The way that conflict works is this: former or moonlighting members of the Colombian military gather as paramilitary forces and enter rural towns sympathetic to the Marxist FARC army. They round people up into school yards and other public places then cut peoples' heads off with chainsaws to break the public spirit. Then U.S.-backed private military contractors (like the ones WikiLeaks exposed engaging in human sex trafficking in Afghanistan, despite State department efforts to cover it up, documented in leaked cables) fly over those now subdued and defenseless areas and spray all the crops with defoliants, ostensibly to kill the plants used to make cocaine and fund the rebel army. Then the official Colombian military comes in and secures the area. Then U.S. based companies can enter more safely to extract the huge reserves of oils and minerals under Colombian soil. Thus a right wing government stays in power to help hold back the regional momentum towards leftist, Marxist and rural peasant-backed governments in places like Bolivia, Venezuela and Ecquador.

That's a simplified but essentially accurate telling of how it's gone down in Colombia for decades. It's a nasty conflict and the left-wing rebels have made a whole lot of enemies with their violence as well. When the urban public says it's had enough of rural rebels attacking them, they organize big protests on Facebook.
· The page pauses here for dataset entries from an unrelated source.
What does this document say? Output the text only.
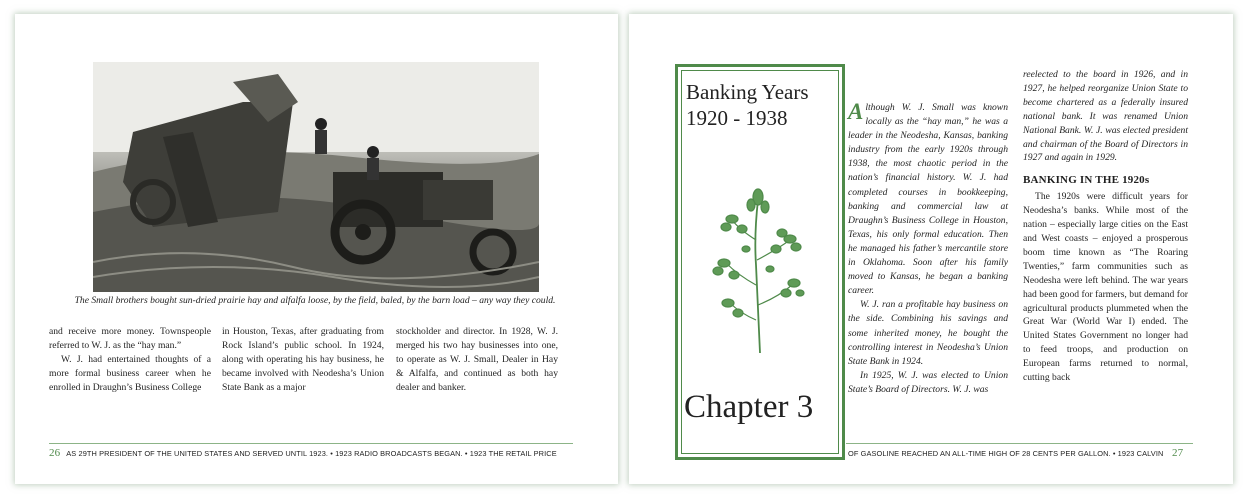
The Small brothers bought sun-dried prairie hay and alfalfa loose, by the field, baled, by the barn load – any way they could.

and receive more money. Townspeople referred to W. J. as the “hay man.”

W. J. had entertained thoughts of a more formal business career when he enrolled in Draughn’s Business College

in Houston, Texas, after graduating from Rock Island’s public school. In 1924, along with operating his hay business, he became involved with Neodesha’s Union State Bank as a major

stockholder and director. In 1928, W. J. merged his two hay businesses into one, to operate as W. J. Small, Dealer in Hay & Alfalfa, and continued as both hay dealer and banker.

26 AS 29TH PRESIDENT OF THE UNITED STATES AND SERVED UNTIL 1923. • 1923 RADIO BROADCASTS BEGAN. • 1923 THE RETAIL PRICE
Banking Years
1920 - 1938
Chapter 3

Although W. J. Small was known locally as the “hay man,” he was a leader in the Neodesha, Kansas, banking industry from the early 1920s through 1938, the most chaotic period in the nation’s financial history. W. J. had completed courses in bookkeeping, banking and commercial law at Draughn’s Business College in Houston, Texas, his only formal education. Then he managed his father’s mercantile store in Oklahoma. Soon after his family moved to Kansas, he began a banking career.

W. J. ran a profitable hay business on the side. Combining his savings and some inherited money, he bought the controlling interest in Neodesha’s Union State Bank in 1924.

In 1925, W. J. was elected to Union State’s Board of Directors. W. J. was

reelected to the board in 1926, and in 1927, he helped reorganize Union State to become chartered as a federally insured national bank. It was renamed Union National Bank. W. J. was elected president and chairman of the Board of Directors in 1927 and again in 1929.

BANKING IN THE 1920s

The 1920s were difficult years for Neodesha’s banks. While most of the nation – especially large cities on the East and West coasts – enjoyed a prosperous boom time known as “The Roaring Twenties,” farm communities such as Neodesha were left behind. The war years had been good for farmers, but demand for agricultural products plummeted when the Great War (World War I) ended. The United States Government no longer had to feed troops, and production on European farms returned to normal, cutting back

OF GASOLINE REACHED AN ALL-TIME HIGH OF 28 CENTS PER GALLON. • 1923 CALVIN 27
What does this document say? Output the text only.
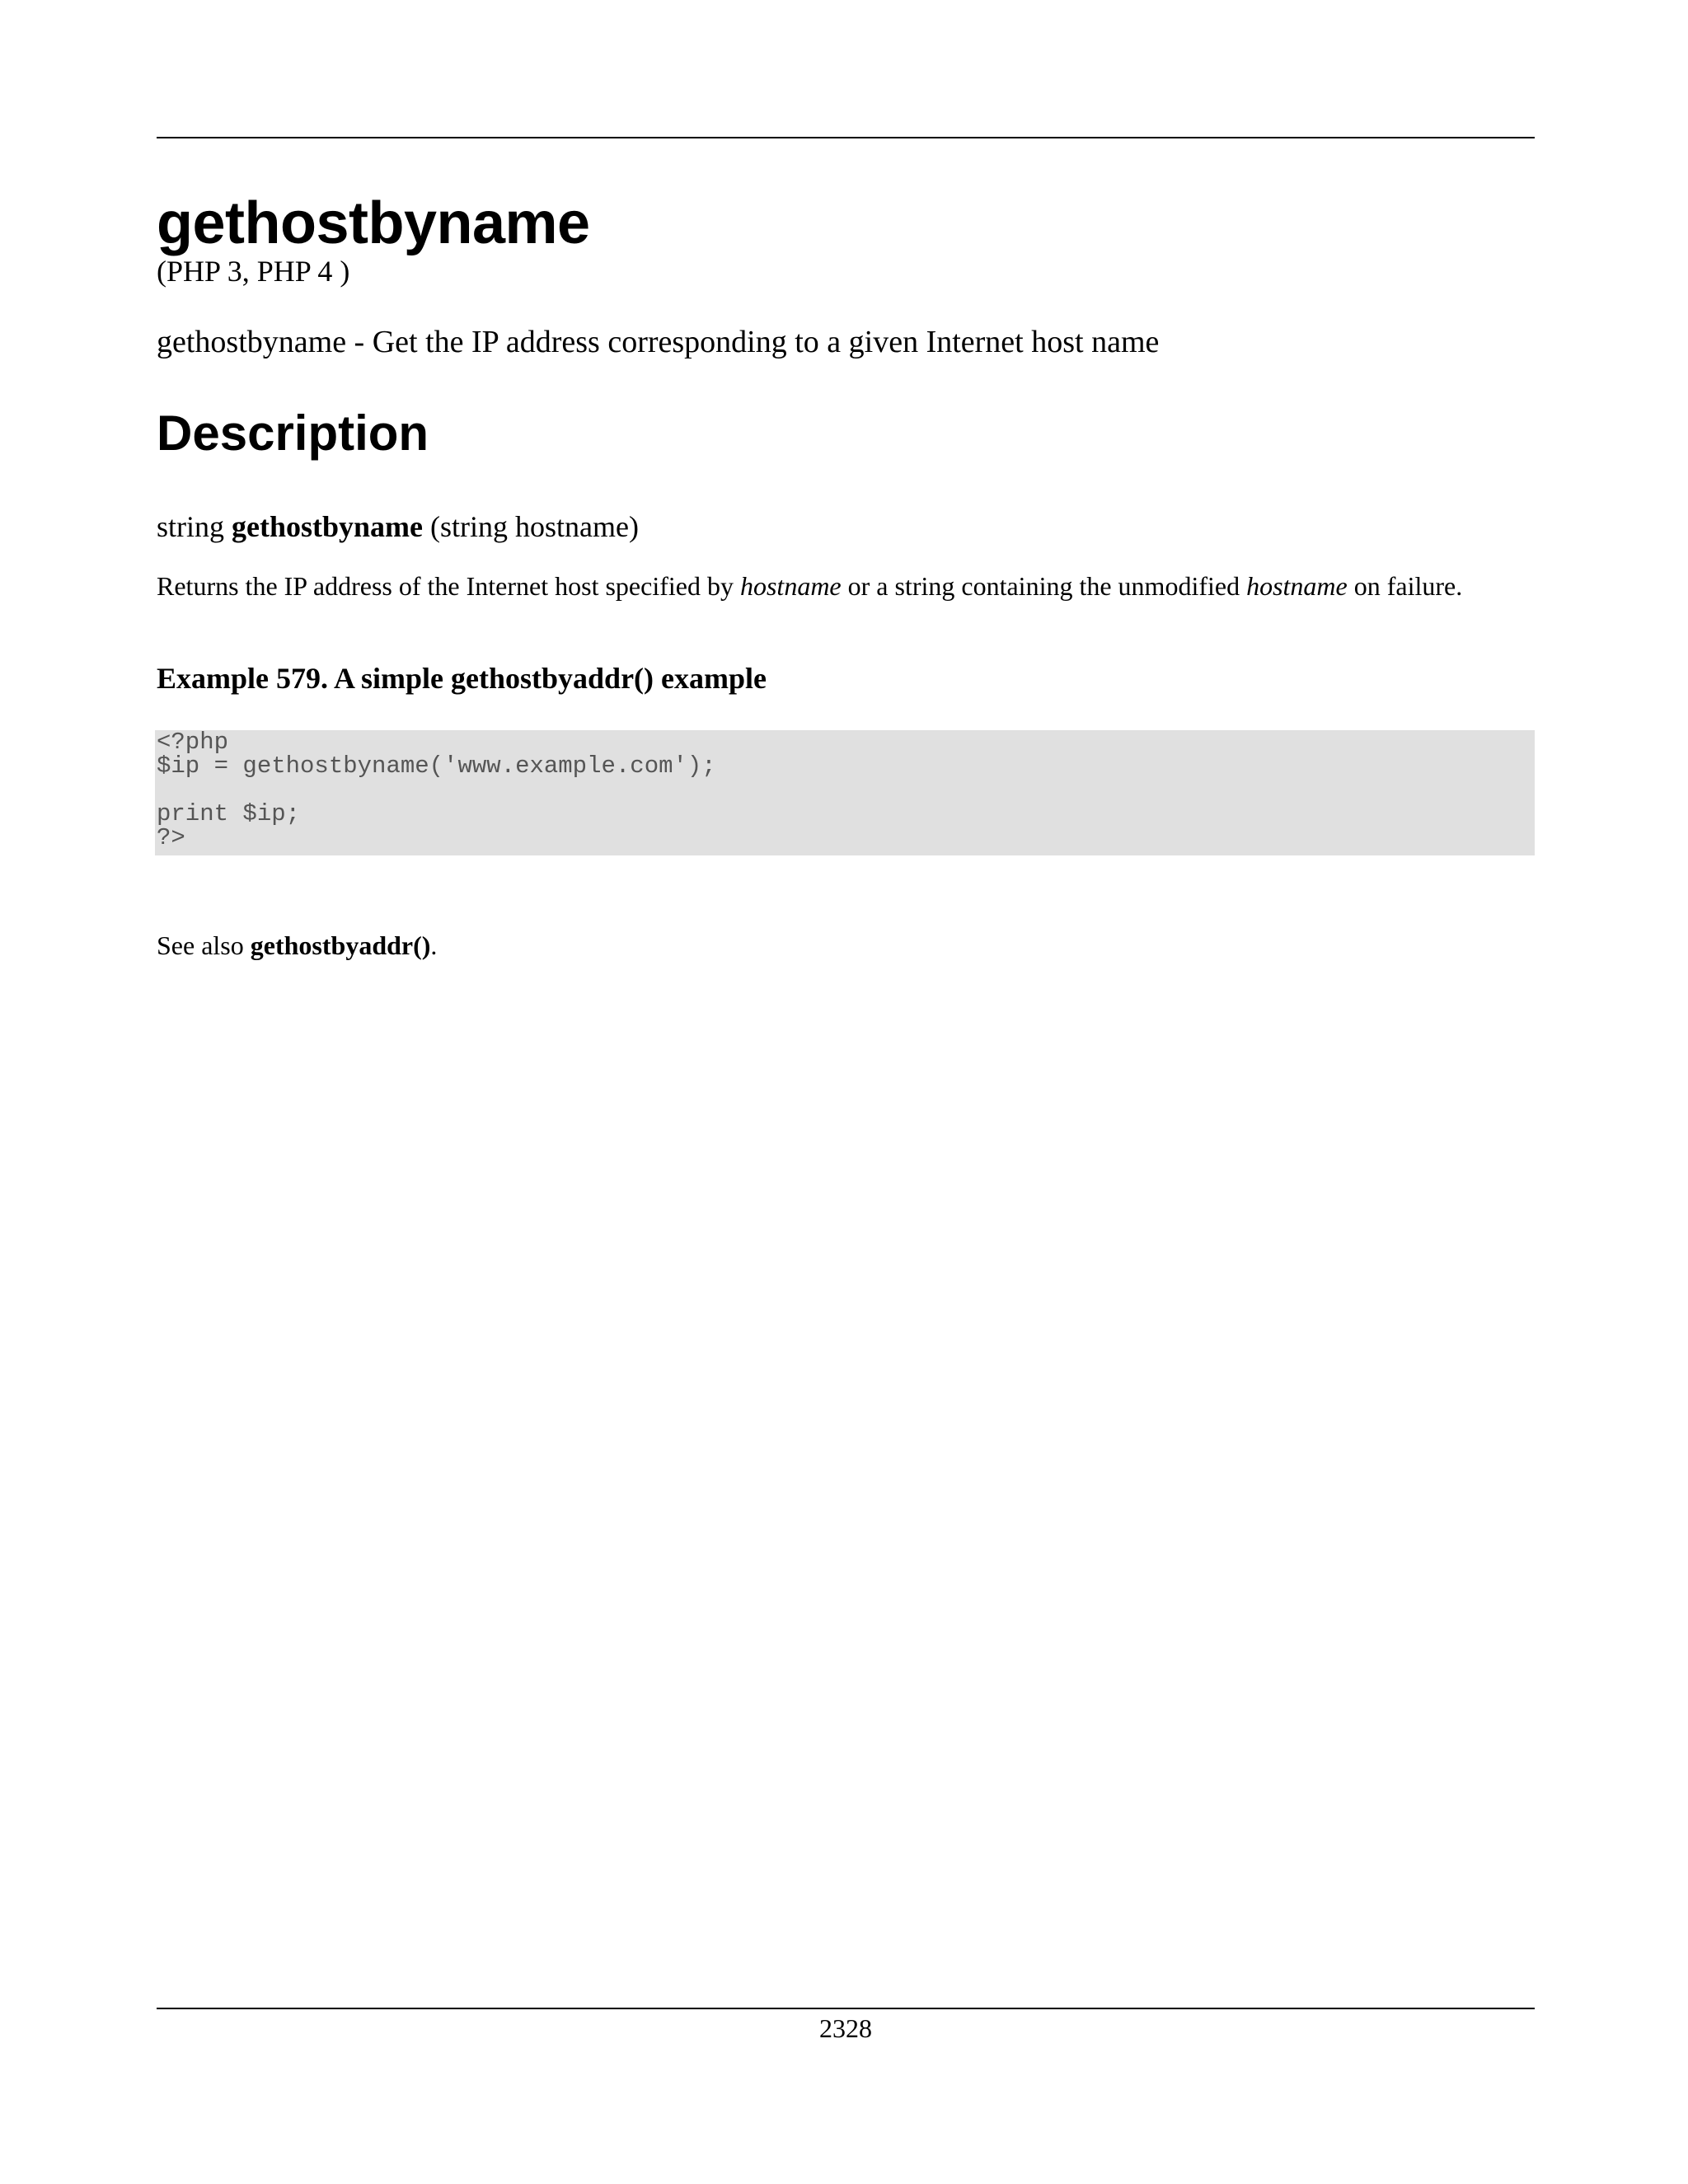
gethostbyname
(PHP 3, PHP 4 )
gethostbyname - Get the IP address corresponding to a given Internet host name
Description
string gethostbyname (string hostname)
Returns the IP address of the Internet host specified by hostname or a string containing the unmodified hostname on failure.
Example 579. A simple gethostbyaddr() example
<?php
$ip = gethostbyname('www.example.com');
print $ip;
?>
See also gethostbyaddr().
2328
And then Facebook tells the story about how it is a brand new instrument of political organizing for peace.

Colombia is one of the world's largest recipients of U.S. military aid. That story has been made much more clear by the work of researchers unearthing sensitive government documents - that's an important kind of work worthy of respect. Pic from ConflictPics.

What's the connection between these matters? It's that the same world of politics Facebook is proud to influence is also a world that needs careful scrutiny and research. Like it or not, that's the kind of work that WikiLeaks is aiming to do.

What ought Zuckerberg have said? I wouldn't presume to know - but I think it would have been appropriate for the leader of what would be the third largest country in the world if it were a country (500 million plus people) to have come up with something good and meaningful to say.

It's unlikely that Zuckerberg has nefarious intentions in all of this. But neither is he taking it very seriously. The least he could do is speak thoughtfully about those who do, like WikiLeaks, as he accepts an award that many people expected that organization's leader would win.